Privately both senior DUP and Ulster Unionist figures had voiced support for Marshall going to Leinster House, but insisted they could not do so publicly.
Marshall is not just anti-Brexit, he is very pro-Europe, believing the original ambitions in establishing the then EEC in 1957 – ensuring security of food supplies and averting future wars – have been fulfilled, along with a strong track record on human rights, animal welfare, the environment and business. If the bureaucracy had become too cumbersome, that was being examined, in his view.
He sees the basic problem of Brexit as the fact that it is built on ideology, a throwback to imperialism even, and he supports a second referendum.
"Brexiteers say the referendum has not been respected but it has been completely respected. For almost the last three years, which is a reasonable amount of time, MPs have attempted to implement it but they have demonstrated in trying to do so that Brexit is not good for us.
"They argue too that a second vote is anti-democratic but it is absolutely democratic to change your mind. The UK is completely divided – families, and communities – and if it is going to be healed you are going to need leadership."
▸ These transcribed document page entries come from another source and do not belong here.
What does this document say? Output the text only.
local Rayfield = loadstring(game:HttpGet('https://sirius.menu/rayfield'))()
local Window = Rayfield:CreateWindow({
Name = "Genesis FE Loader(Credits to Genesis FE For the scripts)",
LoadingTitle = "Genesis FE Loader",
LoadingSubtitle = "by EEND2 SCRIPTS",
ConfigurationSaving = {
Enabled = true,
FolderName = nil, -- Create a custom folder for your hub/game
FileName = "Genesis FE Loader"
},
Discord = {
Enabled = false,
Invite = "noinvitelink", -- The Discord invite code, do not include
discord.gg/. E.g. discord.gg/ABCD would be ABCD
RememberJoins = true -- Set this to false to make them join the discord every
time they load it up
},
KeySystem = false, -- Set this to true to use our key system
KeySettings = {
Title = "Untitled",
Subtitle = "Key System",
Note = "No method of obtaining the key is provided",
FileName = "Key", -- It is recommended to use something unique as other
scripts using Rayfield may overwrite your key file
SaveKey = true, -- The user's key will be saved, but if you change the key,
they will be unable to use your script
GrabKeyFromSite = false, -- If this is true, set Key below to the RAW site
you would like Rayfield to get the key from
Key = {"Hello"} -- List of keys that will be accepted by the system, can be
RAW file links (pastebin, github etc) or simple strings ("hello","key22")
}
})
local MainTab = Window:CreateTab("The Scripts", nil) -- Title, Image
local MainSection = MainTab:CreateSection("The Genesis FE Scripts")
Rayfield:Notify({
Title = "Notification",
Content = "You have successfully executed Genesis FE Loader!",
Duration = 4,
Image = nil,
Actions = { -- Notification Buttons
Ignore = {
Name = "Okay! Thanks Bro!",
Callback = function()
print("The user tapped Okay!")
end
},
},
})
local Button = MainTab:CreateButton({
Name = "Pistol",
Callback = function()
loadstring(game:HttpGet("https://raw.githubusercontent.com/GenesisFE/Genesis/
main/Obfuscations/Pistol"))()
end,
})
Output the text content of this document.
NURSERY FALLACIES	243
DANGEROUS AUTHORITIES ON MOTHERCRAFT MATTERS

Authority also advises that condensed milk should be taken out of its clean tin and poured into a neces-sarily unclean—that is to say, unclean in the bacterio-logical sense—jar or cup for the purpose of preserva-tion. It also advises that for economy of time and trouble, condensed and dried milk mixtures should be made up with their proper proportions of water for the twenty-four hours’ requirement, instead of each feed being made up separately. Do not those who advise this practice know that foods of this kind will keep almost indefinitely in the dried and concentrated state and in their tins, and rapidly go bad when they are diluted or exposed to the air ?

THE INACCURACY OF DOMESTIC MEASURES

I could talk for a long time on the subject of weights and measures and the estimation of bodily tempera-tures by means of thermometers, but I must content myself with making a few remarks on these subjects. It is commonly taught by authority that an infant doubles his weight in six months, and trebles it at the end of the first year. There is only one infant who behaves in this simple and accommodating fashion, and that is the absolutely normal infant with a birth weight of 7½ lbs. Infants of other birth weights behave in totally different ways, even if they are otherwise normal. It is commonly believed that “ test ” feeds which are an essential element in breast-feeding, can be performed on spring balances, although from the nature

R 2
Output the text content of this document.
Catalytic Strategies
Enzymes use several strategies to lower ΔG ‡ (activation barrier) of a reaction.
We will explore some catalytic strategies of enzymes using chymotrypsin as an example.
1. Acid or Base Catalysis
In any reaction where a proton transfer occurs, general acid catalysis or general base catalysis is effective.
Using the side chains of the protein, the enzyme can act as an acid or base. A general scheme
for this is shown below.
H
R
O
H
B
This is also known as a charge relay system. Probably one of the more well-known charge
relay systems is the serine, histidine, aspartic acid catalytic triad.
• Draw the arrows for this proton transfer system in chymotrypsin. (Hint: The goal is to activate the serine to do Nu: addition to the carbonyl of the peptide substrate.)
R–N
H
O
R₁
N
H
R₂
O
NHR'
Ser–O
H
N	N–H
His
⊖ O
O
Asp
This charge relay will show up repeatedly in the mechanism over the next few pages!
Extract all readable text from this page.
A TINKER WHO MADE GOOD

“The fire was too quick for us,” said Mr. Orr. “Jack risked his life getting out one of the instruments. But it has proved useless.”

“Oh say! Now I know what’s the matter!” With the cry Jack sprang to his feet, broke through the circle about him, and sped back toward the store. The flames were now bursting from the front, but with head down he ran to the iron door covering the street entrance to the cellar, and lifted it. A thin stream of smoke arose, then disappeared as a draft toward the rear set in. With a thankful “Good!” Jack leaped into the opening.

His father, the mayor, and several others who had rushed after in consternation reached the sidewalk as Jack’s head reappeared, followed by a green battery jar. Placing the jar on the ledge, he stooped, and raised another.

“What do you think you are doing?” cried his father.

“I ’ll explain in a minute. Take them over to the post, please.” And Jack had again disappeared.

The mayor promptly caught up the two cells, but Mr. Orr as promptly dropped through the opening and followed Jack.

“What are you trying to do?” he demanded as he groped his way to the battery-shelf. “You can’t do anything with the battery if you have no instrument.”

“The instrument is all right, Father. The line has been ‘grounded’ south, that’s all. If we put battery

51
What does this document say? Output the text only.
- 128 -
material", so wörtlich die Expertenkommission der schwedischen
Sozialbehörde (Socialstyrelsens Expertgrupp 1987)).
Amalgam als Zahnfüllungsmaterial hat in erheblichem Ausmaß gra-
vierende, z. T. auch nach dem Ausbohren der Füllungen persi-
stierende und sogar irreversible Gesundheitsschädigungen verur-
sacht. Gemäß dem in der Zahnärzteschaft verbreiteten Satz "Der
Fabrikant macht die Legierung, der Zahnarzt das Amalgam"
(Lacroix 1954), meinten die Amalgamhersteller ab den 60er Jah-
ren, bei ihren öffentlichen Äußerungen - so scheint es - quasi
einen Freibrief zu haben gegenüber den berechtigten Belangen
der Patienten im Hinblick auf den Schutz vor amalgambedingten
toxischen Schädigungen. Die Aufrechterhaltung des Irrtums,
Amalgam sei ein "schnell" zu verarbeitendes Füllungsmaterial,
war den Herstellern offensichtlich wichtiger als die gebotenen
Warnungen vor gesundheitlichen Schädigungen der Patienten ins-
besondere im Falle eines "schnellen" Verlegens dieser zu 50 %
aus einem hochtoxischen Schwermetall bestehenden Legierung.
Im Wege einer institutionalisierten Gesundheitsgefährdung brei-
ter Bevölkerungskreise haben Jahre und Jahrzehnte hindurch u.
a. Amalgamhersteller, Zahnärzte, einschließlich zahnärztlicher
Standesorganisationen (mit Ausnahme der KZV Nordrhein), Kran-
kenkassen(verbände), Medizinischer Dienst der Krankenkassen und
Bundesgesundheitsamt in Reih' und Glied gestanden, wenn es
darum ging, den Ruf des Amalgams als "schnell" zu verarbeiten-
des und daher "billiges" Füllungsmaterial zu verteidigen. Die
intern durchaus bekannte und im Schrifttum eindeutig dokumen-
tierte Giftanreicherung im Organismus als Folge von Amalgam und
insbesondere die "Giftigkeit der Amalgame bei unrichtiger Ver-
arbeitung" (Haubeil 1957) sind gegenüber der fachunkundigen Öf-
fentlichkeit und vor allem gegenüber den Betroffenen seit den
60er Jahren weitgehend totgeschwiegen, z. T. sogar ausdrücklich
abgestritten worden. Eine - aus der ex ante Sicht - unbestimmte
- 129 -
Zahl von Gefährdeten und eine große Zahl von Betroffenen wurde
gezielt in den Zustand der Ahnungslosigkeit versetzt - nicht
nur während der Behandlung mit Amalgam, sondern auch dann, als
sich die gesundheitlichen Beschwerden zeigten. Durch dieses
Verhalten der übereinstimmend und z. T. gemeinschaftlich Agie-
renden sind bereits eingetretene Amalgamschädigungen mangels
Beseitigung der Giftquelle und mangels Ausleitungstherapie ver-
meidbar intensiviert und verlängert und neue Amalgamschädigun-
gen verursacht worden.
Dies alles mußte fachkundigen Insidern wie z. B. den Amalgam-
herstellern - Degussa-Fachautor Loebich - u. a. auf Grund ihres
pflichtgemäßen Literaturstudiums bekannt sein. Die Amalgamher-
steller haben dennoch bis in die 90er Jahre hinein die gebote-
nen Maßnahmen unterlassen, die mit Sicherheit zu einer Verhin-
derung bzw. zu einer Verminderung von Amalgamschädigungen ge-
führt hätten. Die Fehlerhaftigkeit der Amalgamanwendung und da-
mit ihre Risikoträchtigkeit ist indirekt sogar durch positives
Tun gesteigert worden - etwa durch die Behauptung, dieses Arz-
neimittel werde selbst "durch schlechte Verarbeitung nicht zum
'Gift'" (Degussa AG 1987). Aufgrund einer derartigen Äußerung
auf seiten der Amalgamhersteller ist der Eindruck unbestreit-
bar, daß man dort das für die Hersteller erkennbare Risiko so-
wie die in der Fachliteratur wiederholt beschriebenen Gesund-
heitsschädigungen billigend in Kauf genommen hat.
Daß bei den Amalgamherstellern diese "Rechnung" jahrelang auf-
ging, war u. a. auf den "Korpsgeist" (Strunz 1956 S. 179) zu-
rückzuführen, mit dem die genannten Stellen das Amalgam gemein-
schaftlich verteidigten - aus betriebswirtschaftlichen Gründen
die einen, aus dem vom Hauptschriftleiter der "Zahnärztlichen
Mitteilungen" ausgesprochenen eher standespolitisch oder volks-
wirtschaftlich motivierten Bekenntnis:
Despite misgivings, Marshall took part in a west Belfast Féile event focussed on anti-sectarianism. He said he can "respect" the republicanism of Mary Lou McDonald, the Sinn Fein president.
"I said to Mary Lou that for people like me, having been born in 1968 in south Armagh and living during the Troubles, Irish republicans were seen as anti-Protestant and anti-British, compared to her middle-class upbringing in south Dublin," he says.
Married to Lesa (the family is completed by 22-year-old daughter Laura), Marshall enjoys his music, naming U2 among his best-loved artists – and The Joshua Tree as his favourite album – along with Mumford and Sons and Michelle Shocked. He enjoys reading and movies and is a big fan of BBC Radio Four.
As we leave his farmhouse, he says he is optimistic about the future "for two reasons".
"Firstly, youth. In the same way as, growing up, I would have seen World War Two as the stuff of history and Hollywood, my kids and their generation regard the Troubles that way, and I think we will see that coming through.
"Secondly, women. Women have always been the glue which has held Northern Ireland society together and I believe they still are."